Subspecies V. j. peruviensis is found on the western Andean slope through Ecuador and Peru into northwestern Chile. The nominate V. j. jacarina is found in Brazil south of a line from Mato Grosso to Maranhão south through the rest of the country and into southeastern Peru, eastern Bolivia, Paraguay, northern Uruguay, and northern Argentina south to Mendoza, Córdoba, and northern Buenos Aires provinces.

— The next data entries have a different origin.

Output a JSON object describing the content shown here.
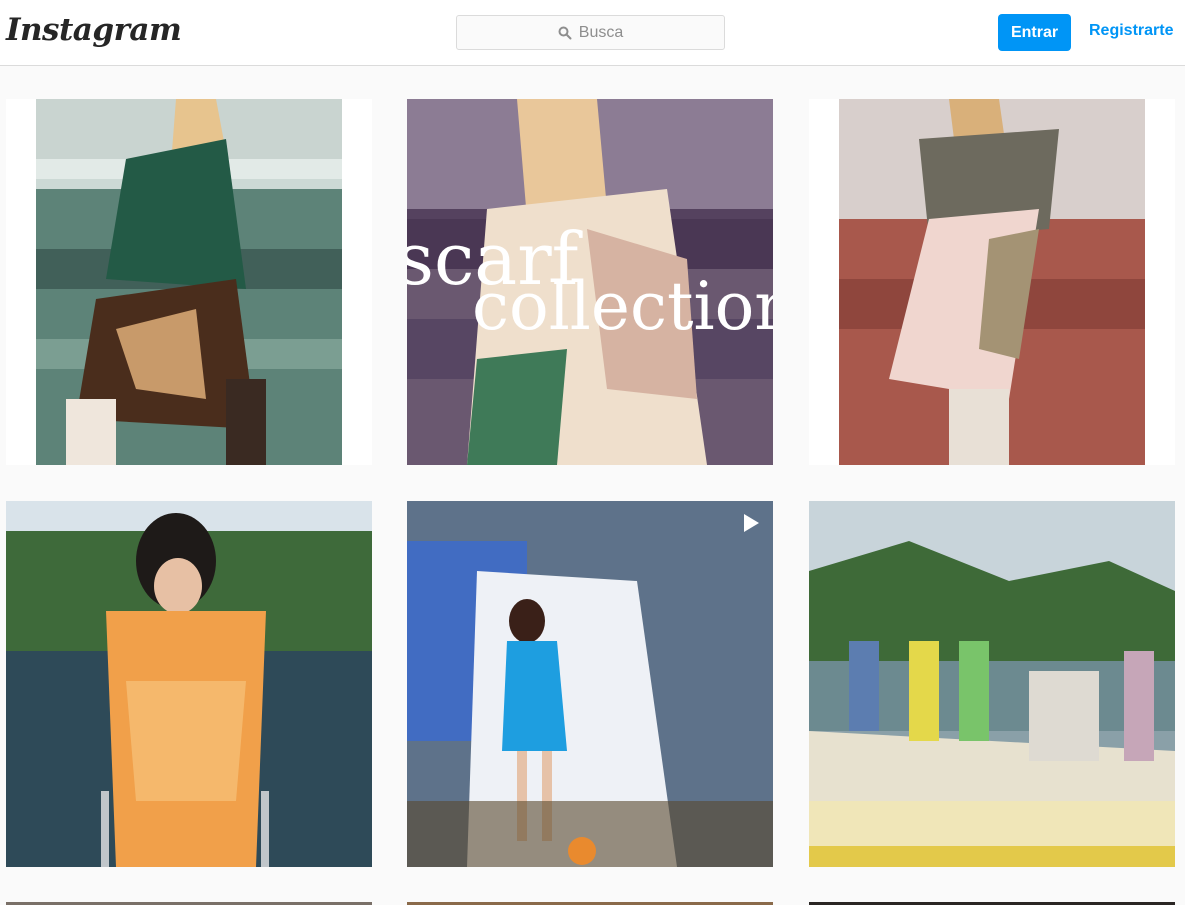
{
  "header": {
    "logo_text": "Instagram",
    "search_placeholder": "Busca",
    "login_label": "Entrar",
    "signup_label": "Registrarte"
  },
  "posts": [
    {
      "id": "post-1",
      "type": "image",
      "overlay_text": ""
    },
    {
      "id": "post-2",
      "type": "image",
      "overlay_line1": "scarf",
      "overlay_line2": "collection"
    },
    {
      "id": "post-3",
      "type": "image",
      "overlay_text": ""
    },
    {
      "id": "post-4",
      "type": "image",
      "overlay_text": ""
    },
    {
      "id": "post-5",
      "type": "video",
      "icon": "play-icon"
    },
    {
      "id": "post-6",
      "type": "image",
      "overlay_text": ""
    }
  ],
  "colors": {
    "accent": "#0095f6",
    "border": "#dbdbdb",
    "background": "#fafafa"
  }
}
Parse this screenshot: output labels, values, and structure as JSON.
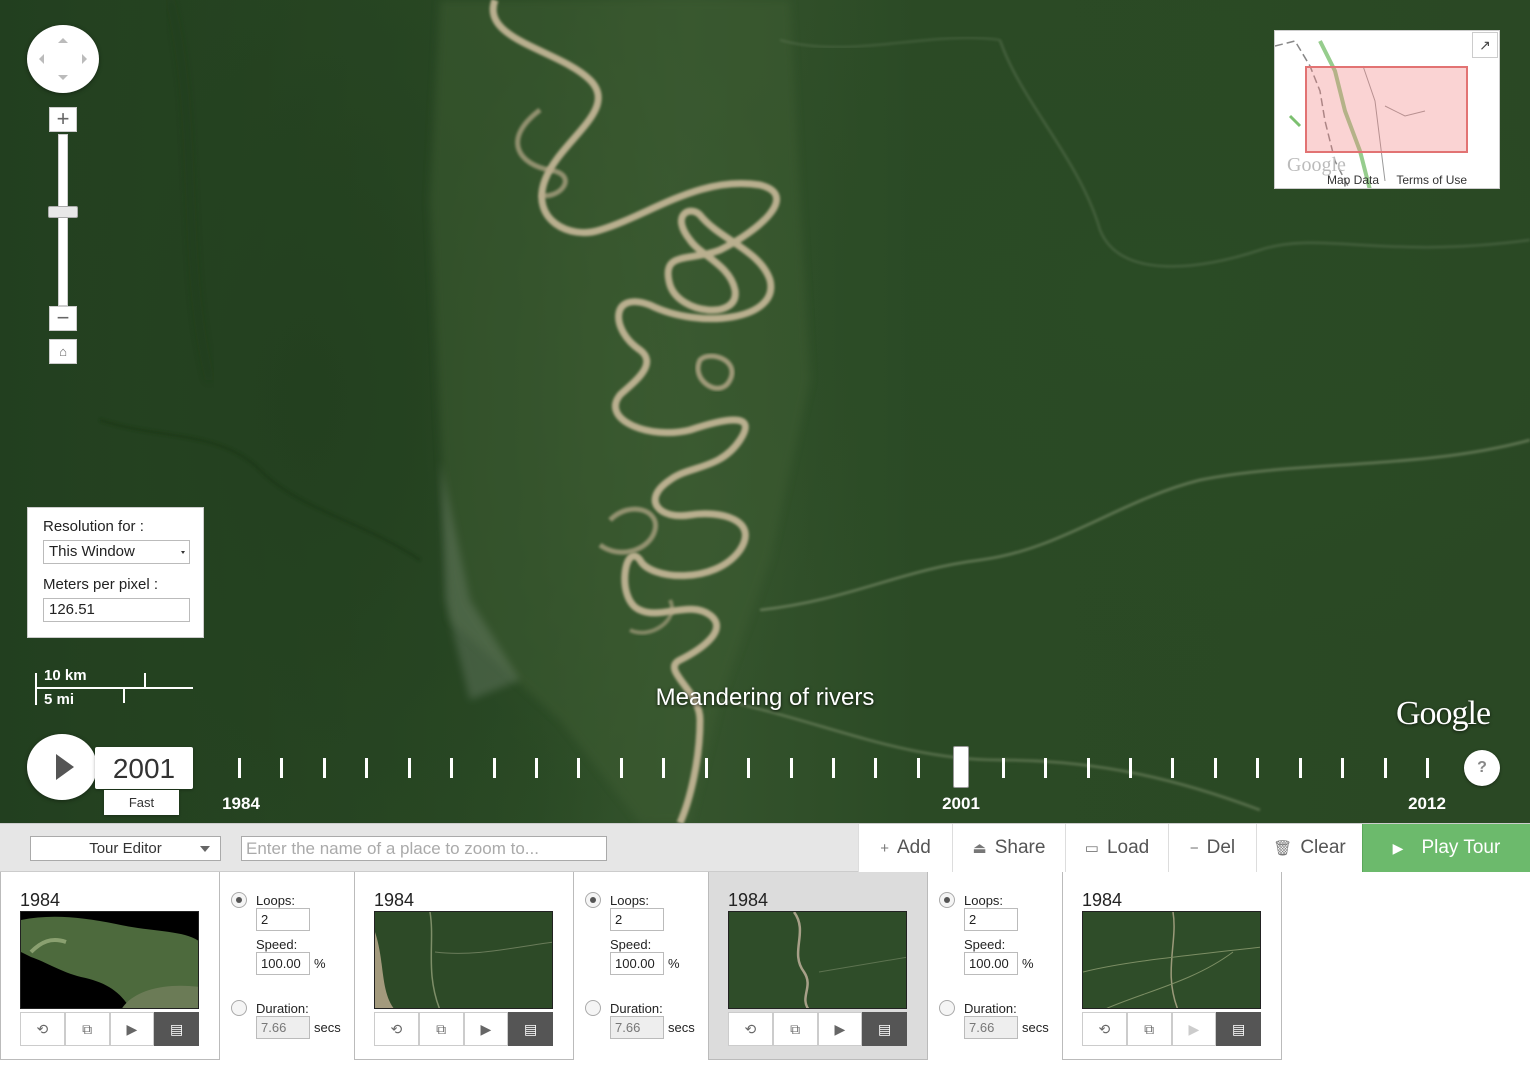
{
  "map": {
    "caption": "Meandering of rivers",
    "google_logo": "Google",
    "nav": {
      "zoom_in": "+",
      "zoom_out": "−",
      "home": "⌂"
    },
    "resolution": {
      "label": "Resolution for :",
      "selected": "This Window",
      "meters_label": "Meters per pixel :",
      "meters_value": "126.51"
    },
    "scale": {
      "km": "10 km",
      "mi": "5 mi"
    },
    "minimap": {
      "map_data": "Map Data",
      "terms": "Terms of Use",
      "google": "Google",
      "expand_icon": "expand-icon"
    },
    "timeline": {
      "current_year": "2001",
      "speed": "Fast",
      "start_label": "1984",
      "mid_label": "2001",
      "end_label": "2012",
      "tick_count": 29,
      "current_index": 17,
      "help": "?"
    }
  },
  "toolbar": {
    "mode": "Tour Editor",
    "search_placeholder": "Enter the name of a place to zoom to...",
    "add": "Add",
    "share": "Share",
    "load": "Load",
    "del": "Del",
    "clear": "Clear",
    "play_tour": "Play Tour"
  },
  "tour": {
    "keyframes": [
      {
        "year": "1984"
      },
      {
        "year": "1984"
      },
      {
        "year": "1984"
      },
      {
        "year": "1984"
      }
    ],
    "transitions": [
      {
        "loops_label": "Loops:",
        "loops": "2",
        "speed_label": "Speed:",
        "speed": "100.00",
        "speed_unit": "%",
        "duration_label": "Duration:",
        "duration": "7.66",
        "duration_unit": "secs"
      },
      {
        "loops_label": "Loops:",
        "loops": "2",
        "speed_label": "Speed:",
        "speed": "100.00",
        "speed_unit": "%",
        "duration_label": "Duration:",
        "duration": "7.66",
        "duration_unit": "secs"
      },
      {
        "loops_label": "Loops:",
        "loops": "2",
        "speed_label": "Speed:",
        "speed": "100.00",
        "speed_unit": "%",
        "duration_label": "Duration:",
        "duration": "7.66",
        "duration_unit": "secs"
      }
    ]
  }
}
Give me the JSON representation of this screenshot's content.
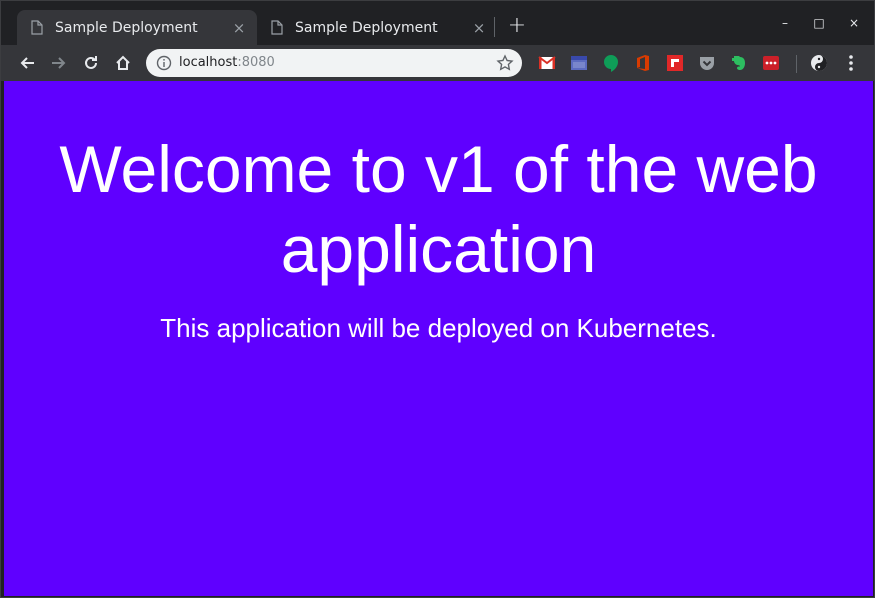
{
  "browser": {
    "tabs": [
      {
        "title": "Sample Deployment",
        "active": true
      },
      {
        "title": "Sample Deployment",
        "active": false
      }
    ],
    "new_tab_symbol": "+",
    "close_symbol": "×",
    "window_controls": {
      "minimize": "–",
      "maximize": "□",
      "close": "×"
    },
    "address": {
      "host": "localhost",
      "port": ":8080"
    },
    "extensions": [
      {
        "name": "gmail-icon",
        "color": "#d93025"
      },
      {
        "name": "google-calendar-icon",
        "color": "#5c6bc0"
      },
      {
        "name": "hangouts-icon",
        "color": "#0f9d58"
      },
      {
        "name": "office-icon",
        "color": "#d83b01"
      },
      {
        "name": "flipboard-icon",
        "color": "#e12828"
      },
      {
        "name": "pocket-icon",
        "color": "#9aa0a6"
      },
      {
        "name": "evernote-icon",
        "color": "#2dbe60"
      },
      {
        "name": "lastpass-icon",
        "color": "#cc2029"
      },
      {
        "name": "yin-yang-icon",
        "color": "#e8eaed"
      }
    ]
  },
  "page": {
    "heading": "Welcome to v1 of the web application",
    "subtitle": "This application will be deployed on Kubernetes.",
    "background_color": "#5f00ff"
  }
}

The blue-black grassquit's habitat is described as "Second-growth Scrub, Low Seasonally Wet Grassland, Arid Lowland Scrub, Pastures/Agricultural lands, Riparian Thickets" [capitals in original], mostly in the tropical zone and from sea level to 1100 m. A similar list is "[s]hrubby weedy fields and open thickets, field edges, grassy fields and roadsides". Individual field guides to the birds of many of the countries mirror these habitat types. However, sources differ on the species' maximum elevation. Birds of the World says it is 2600 m and "perhaps even higher in El Salvador". It is stated as 1800 m in northern Central America, which includes El Salvador. It is 1700 m in Costa Rica, 2200 m in Colombia, 2000 m in Venezuela, mostly 1000 m "but a few to 2500 m" in Ecuador, 2400 m in Peru, and 2000 m in Brazil.

==Behavior==
===Movement===

The blue-black grassquit is believed to be a sedentary year-round resident but some elevational movements are suspected.

===Feeding===

The blue-black grassquit feeds primarily on seeds; those of Paspalum and Panicum grasses are favored. It also eats small amounts of berries, insects, and Cecropia protein corpuscles. It forages mostly on the ground but also takes seeds directly from the grasses. It forages in pairs during the breeding season and outside it usually in flocks that often include other seed-eating birds.

===Breeding===

The blue-black grassquit's breeding season varies geographically but in general is within the span of April to October. It is socially monogamous, but extra-pair fertilizations, intraspecific parasitism, and quasi-parasitism are common. During the breeding season, males defend small territories, about 13.0-72.5 m2; dominant males are normally lighter. The male has a jumping display, often performed for long periods, which gives rise to the local name "johnny jump-up". This is accompanied by a persistent wheezing jweeee call, jumping several times in a minute. The extravagant display also has a cost of calling attention of the predator, thus displaying increased nest predation. Predation is the main cause of breeding failure, and predator vocalizations can cause an immune-related reaction to this species. Nests are small cups of rootlets (diameter about 7.5 cm) found in herbaceous vegetation 10-50 cm high, clustered at a landscape, and placed preferably at high complex habitat spots. Nests are built by both sexes. The clutch is usually three eggs though clutches of two are known; the eggs are bluish white with darker spots. The incubation period is not known. Fledging occurs about nine days after hatch and both parents provision nestlings.

Display

===Vocalization===

One description of the blue-black grassquit's song is a "simple, 2-noted zeé-dji, repeated constantly". Another author says that breeding males "tirelessly give an explosive buzzy dzeee-u" during the display. A third writes the song as "a dry, sizzling tsi-SZZZEW".

==Status==

The IUCN has assessed the blue-black grassquit as being of Least Concern. It has an extremely large range; its estimated population of at least 50 million mature individuals is believed to be increasing. No immediate threats have been identified. It is considered common in northern Central America, Costa Rica, Colombia, Ecuador, and very common in Venezuela. It is "particularly common" in coastal Peru and its Marañón River valley and "less common" in Amazonia. In Brazil it is "frequent to uncommon" in the central and western Amazon Basin and in the far north near the Guianas and "common to frequent" in the rest of the country.